I'm using MPI+CUDA mixed mode to program a GPU cluster for matrix multiplication. When I offload the multiplication operations to the GPUs via MPI and CUDA, it gives an error message at run time:

FATAL: Error inserting nvidia (/lib/modules/3.2.0-23-generic-pae/kernel/drivers/video/nvidia.ko): No such device

MPI is used to transfer the data blocks and then upon receiving the data, a generic C function is called that triggers a CUDA kernel. Test setup has 3 machines, each has single GPU. I tested with a CUDA only local version version. I didn't get any error messages, but the answers of the algorithms were wrong (Even for the small simple algorithms).

What's the reason for this error? Please note that this is only when I try to use the MPI with CUDA. CUDA only version works well. Thanks in advance.

1
Looks like the most common cause of the error is that the device is already controlled by the nouveau driver. But then it shouldn't be related to MPI...Roger Dahl
MPI often implies accessing other machines in the cluster, besides the one on which the job was launched.
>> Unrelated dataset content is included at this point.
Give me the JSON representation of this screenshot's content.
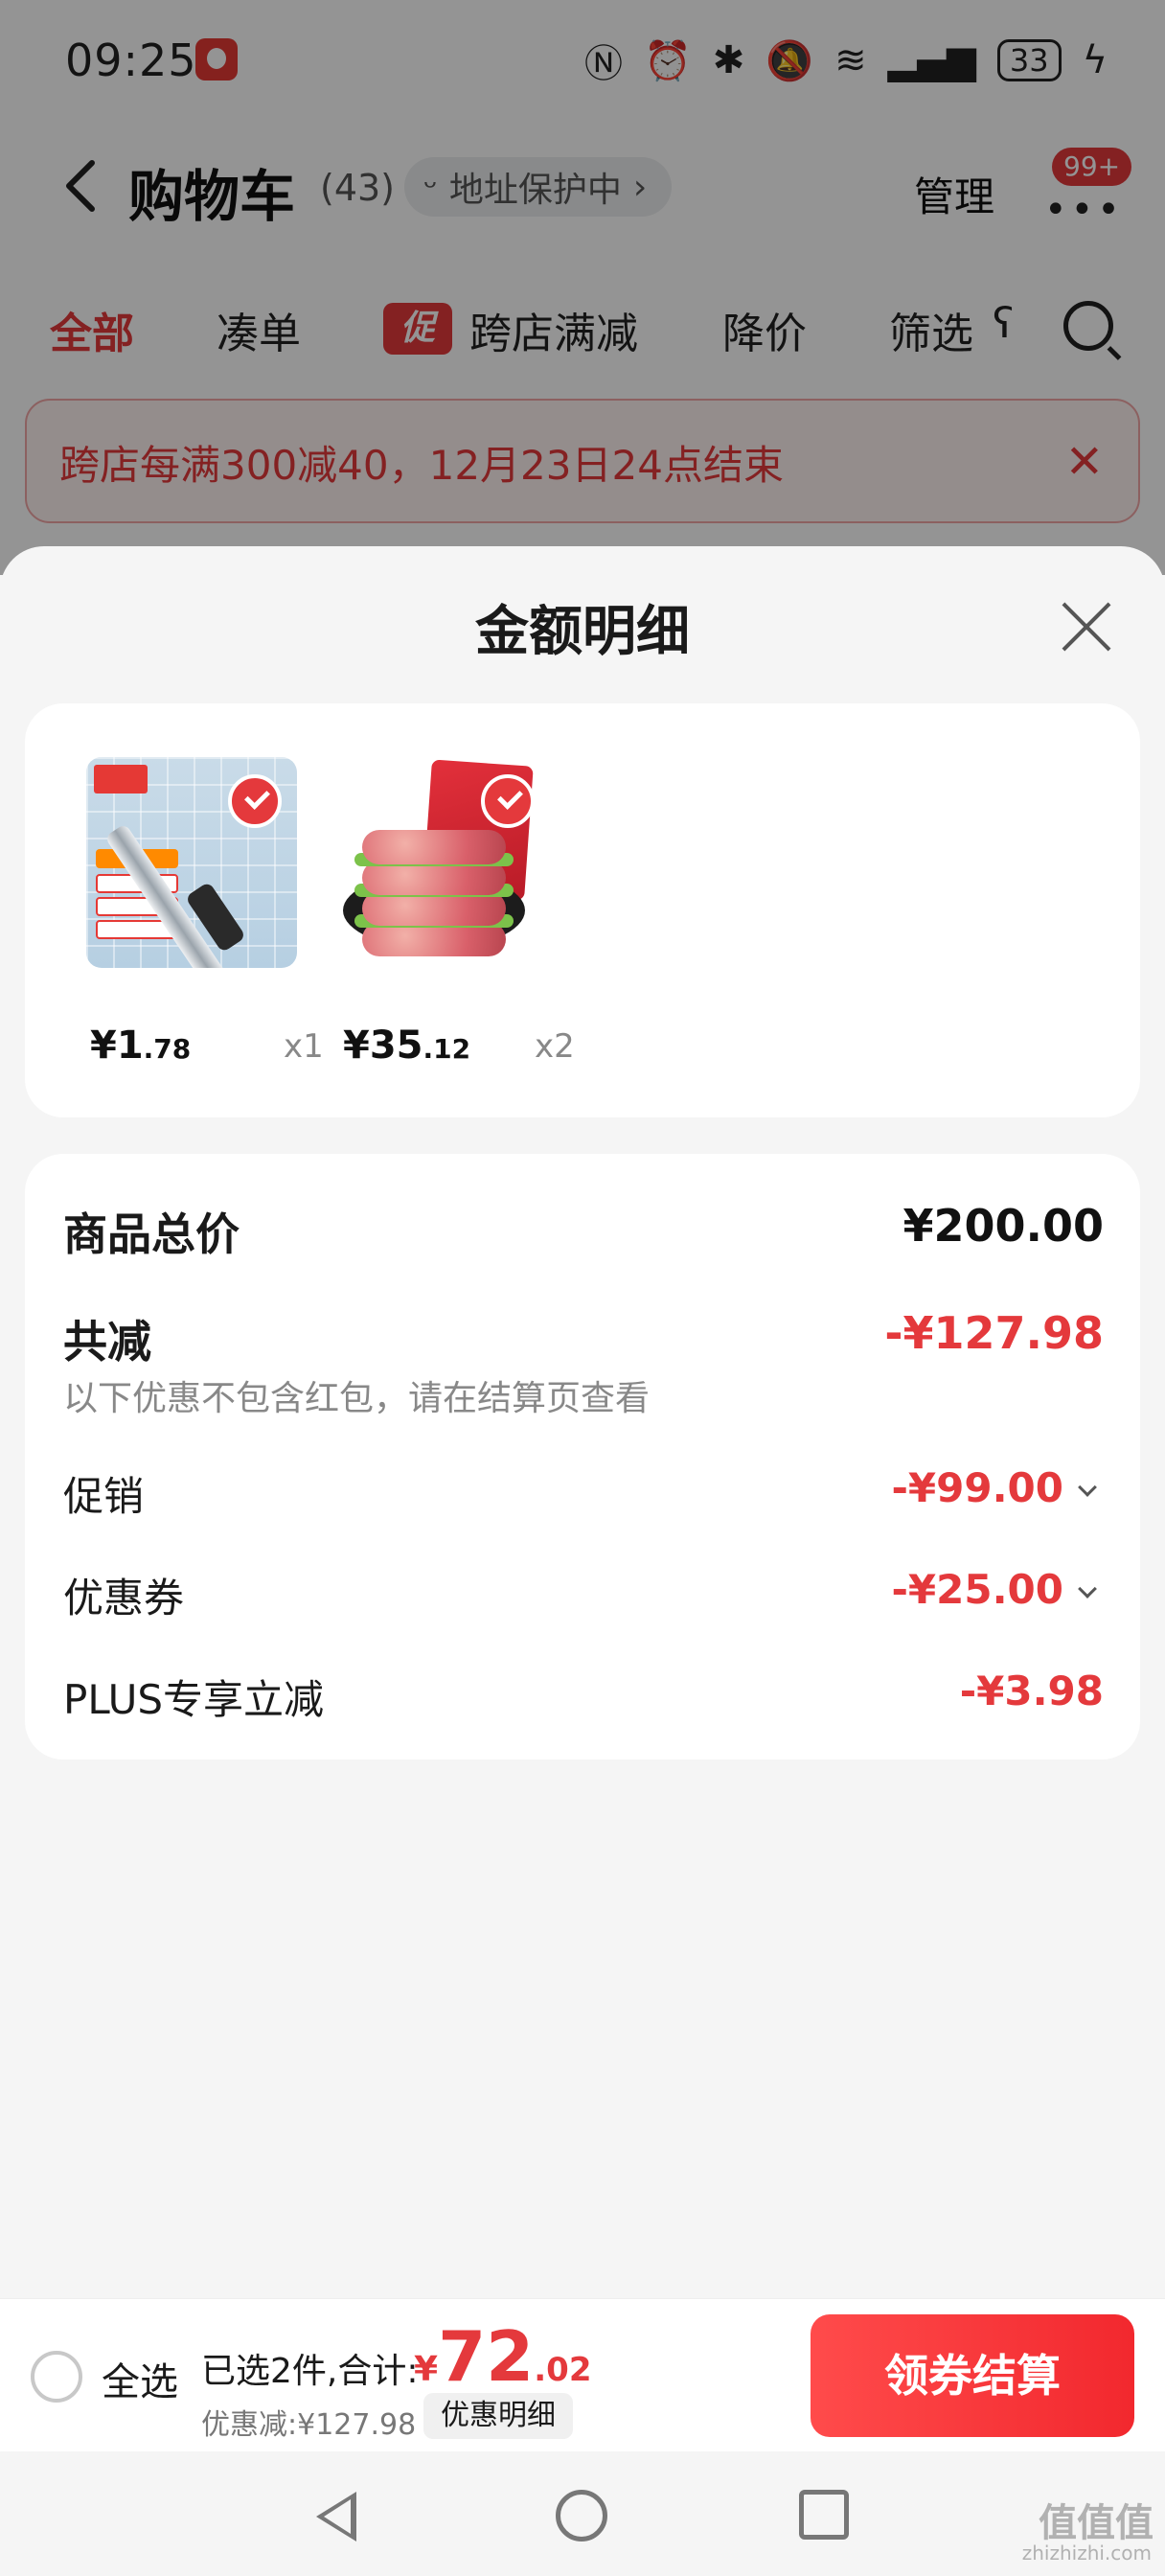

If those other machines have configuration issues, then this problem or any of a number of other messages might occur. I think there's simply not enough to go on in this question to formulate any reasonable suggestions, but maybe someone else will have a suggestion. For example, it would be instructive to know the actual MPI launch command, the number of nodes being accessed, and whether or not this error message is orginating locally or being reported back from MPI.Robert Crovella
Also, what is the machine config (number of GPUs/node) and does the problem occur if only the local machine is specified in the MPI machine file. A vague question, in my opinion.Robert Crovella
I'm sorry if it's too vague, since I'm still testing the I have a very limited knowledge in mixed mode programming. I have updated the question with the information you have asked for.Maddy
Can you run a non-CUDA MPI code successfully? A usual development sequence might be to get the code running properly without MPI first. Then add MPI, but launch a single rank on the local machine. After that is working, then add remote machines.Robert Crovella

1 Answers

0
votes

The errors have been caused because Nouveau is controlling the GPU, not the NVIDIA driver. So, before installing NVIDIA driver and CUDA toolkit, nouveau should be blacklisted.

sudo nano /etc/modprobe.d/blacklist.conf

Insert nouveau at the end of the file.

If the NVIDIA driver is already installed, then re-install the NVIDIA driver.